National Forests get stimulus funds
More than $274 million in federal economic stimulus monies will flow to U.S. Forest Service lands in 32 states, U.S. Agriculture Secretary Tom Vilsack announced Tuesday.
The American Recovery and Reinvestment Act funds involve 191 projects for forest facilities and trails and related ecosystems and watersheds.
Minnesota will receive $9.3 million for three projects.
The funding includes $2.65 million for capital improvement and maintenance of historic Civilian Conservation Corps facilities on the Chippewa and Superior National Forests.
Partners in the projects are the Minnesota Conservation Corps. Leech Lake and Boise Forte Bands of Ojibwe and the Cass Lake-Bena School District.
"This project will help preserve some of the Forest Service's finest examples of Civilian Conservation Corps constructed architecture and adapt these noteworthy historic structures for re-use and enjoyment by visitors today and in the future," states a project description.
"The centerpiece of this project is the stabilization and restoration of Camp Rabideau, a former CCC camp and designated National Historic Landmark," it said. "Camp Rabideau is one of the most intact CCC camps in the nation, and is still used by former CCC'ers for annual reunions."
The project description said the camp is envisioned for future use by the Red Lake Band of Chippewa, among others. "It will be a destination site for visitors to northern Minnesota, thus contributing to the local economy."

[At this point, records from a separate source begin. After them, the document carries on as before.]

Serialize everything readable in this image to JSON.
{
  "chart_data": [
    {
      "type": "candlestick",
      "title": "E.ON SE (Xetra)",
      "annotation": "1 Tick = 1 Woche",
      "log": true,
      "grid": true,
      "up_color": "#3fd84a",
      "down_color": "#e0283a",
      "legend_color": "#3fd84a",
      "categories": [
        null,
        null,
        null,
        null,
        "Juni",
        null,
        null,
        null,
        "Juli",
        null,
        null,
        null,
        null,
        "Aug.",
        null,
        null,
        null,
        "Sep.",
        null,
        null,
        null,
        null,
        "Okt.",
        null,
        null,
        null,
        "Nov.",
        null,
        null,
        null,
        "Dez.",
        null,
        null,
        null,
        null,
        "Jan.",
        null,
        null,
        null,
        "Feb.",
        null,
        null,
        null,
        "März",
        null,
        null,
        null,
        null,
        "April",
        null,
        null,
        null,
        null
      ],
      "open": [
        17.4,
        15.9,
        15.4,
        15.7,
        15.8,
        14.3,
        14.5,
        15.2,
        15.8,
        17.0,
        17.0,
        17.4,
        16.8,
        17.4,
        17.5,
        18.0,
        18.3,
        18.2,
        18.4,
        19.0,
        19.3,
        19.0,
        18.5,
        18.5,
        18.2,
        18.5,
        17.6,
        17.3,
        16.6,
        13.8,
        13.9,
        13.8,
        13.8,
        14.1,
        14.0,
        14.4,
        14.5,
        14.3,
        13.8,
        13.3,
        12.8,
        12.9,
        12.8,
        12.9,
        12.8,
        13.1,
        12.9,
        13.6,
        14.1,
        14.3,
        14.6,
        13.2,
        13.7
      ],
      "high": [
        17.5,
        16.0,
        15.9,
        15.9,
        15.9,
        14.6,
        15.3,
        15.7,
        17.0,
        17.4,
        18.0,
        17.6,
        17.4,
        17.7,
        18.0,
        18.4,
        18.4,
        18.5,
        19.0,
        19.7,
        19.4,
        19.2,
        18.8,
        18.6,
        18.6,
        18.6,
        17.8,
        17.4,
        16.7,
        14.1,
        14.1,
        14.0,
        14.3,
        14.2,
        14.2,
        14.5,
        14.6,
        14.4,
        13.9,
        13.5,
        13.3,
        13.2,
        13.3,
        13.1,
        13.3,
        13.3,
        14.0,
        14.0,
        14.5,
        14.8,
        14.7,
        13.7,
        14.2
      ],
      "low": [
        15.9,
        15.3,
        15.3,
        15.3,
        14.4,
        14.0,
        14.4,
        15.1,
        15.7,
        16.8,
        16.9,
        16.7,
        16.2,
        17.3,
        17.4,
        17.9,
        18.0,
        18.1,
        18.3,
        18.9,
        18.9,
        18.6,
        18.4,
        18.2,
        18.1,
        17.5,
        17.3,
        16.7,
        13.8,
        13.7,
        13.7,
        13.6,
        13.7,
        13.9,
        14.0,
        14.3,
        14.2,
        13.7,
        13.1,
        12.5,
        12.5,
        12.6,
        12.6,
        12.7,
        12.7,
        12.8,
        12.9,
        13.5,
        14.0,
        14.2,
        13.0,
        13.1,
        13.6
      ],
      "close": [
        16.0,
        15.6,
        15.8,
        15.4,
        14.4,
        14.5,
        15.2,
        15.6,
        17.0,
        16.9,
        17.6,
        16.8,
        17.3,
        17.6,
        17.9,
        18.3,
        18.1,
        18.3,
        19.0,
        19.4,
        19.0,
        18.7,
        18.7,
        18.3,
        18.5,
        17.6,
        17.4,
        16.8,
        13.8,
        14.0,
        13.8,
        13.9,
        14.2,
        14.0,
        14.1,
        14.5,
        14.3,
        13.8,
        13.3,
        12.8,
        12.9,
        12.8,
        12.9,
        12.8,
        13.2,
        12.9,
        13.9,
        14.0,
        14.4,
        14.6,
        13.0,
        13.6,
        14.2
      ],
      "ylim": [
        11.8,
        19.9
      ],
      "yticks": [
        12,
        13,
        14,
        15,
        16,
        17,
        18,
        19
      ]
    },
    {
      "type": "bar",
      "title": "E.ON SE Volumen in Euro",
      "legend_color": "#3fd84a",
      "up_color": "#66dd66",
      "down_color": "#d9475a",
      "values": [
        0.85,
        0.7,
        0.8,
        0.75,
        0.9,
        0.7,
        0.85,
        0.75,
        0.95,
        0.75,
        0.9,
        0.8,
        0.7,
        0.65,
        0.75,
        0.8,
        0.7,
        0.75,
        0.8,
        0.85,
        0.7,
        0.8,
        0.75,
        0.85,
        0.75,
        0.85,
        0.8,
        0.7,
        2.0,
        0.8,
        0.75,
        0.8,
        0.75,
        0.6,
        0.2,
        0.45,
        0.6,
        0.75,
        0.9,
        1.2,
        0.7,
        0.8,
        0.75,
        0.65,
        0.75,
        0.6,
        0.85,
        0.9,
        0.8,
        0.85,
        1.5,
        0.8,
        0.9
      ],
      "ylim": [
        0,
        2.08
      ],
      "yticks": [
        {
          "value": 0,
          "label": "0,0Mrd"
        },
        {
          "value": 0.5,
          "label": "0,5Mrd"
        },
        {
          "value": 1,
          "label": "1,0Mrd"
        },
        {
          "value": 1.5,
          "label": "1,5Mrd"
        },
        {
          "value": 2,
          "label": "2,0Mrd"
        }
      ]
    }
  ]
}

Historic buildings built in the 1930s by the CCC in the Superior National Forest will be repaired or maintained, and foundation, roofing, stone and/or log replacement or repair will be done, it said.
Also in the funding package, 11 states will share $3.4 million for rehabilitation of potable water systems and sewage treatment systems at seven recreation areas, surveys to update operational and maintenance plans at 14 national forests, and installation of solar well pump houses at three recreational sites on two forests.
Cass Lake is one project area.
"The Recovery Act projects we're announcing ... are central to creating jobs and building a better, stronger economy in the future," Vilsack said in a statement. "These projects exemplify President Obama's commitment to sustainability, reducing our environmental footprint and increasing energy efficiency, which will benefit the 178 million people who visit the National Forests each year, generate additional tourism activity and stimulate local economies."
Projects include installing a photovoltaic solar cell system at Forest Service sites such as the San Dimas Technology and Development Center in southern California. The improvement will produce enough electricity to meet all of the center's needs, thus making it a "zero-net-energy" facility.
The Forest Service Trails System provides miles of recreational opportunities and access to the backcountry for a wide diversity of users including hikers, horseback riders, mountain bikers, cross-country skiers, snowmobilers, hunters, fishing enthusiasts, and all-terrain vehicle riders, Vilsack said.
Trails bring together people of all ages and abilities, encourage healthy lifestyles, and promote general well-being. Many of the projects will be accomplished through partner and youth organizations which add the benefit of collaboration and community building.
Four states, including Minnesota, will share $3.9 million to repair heavily used popular recreational trails. Targeted in Minnesota is the Superior National Forest.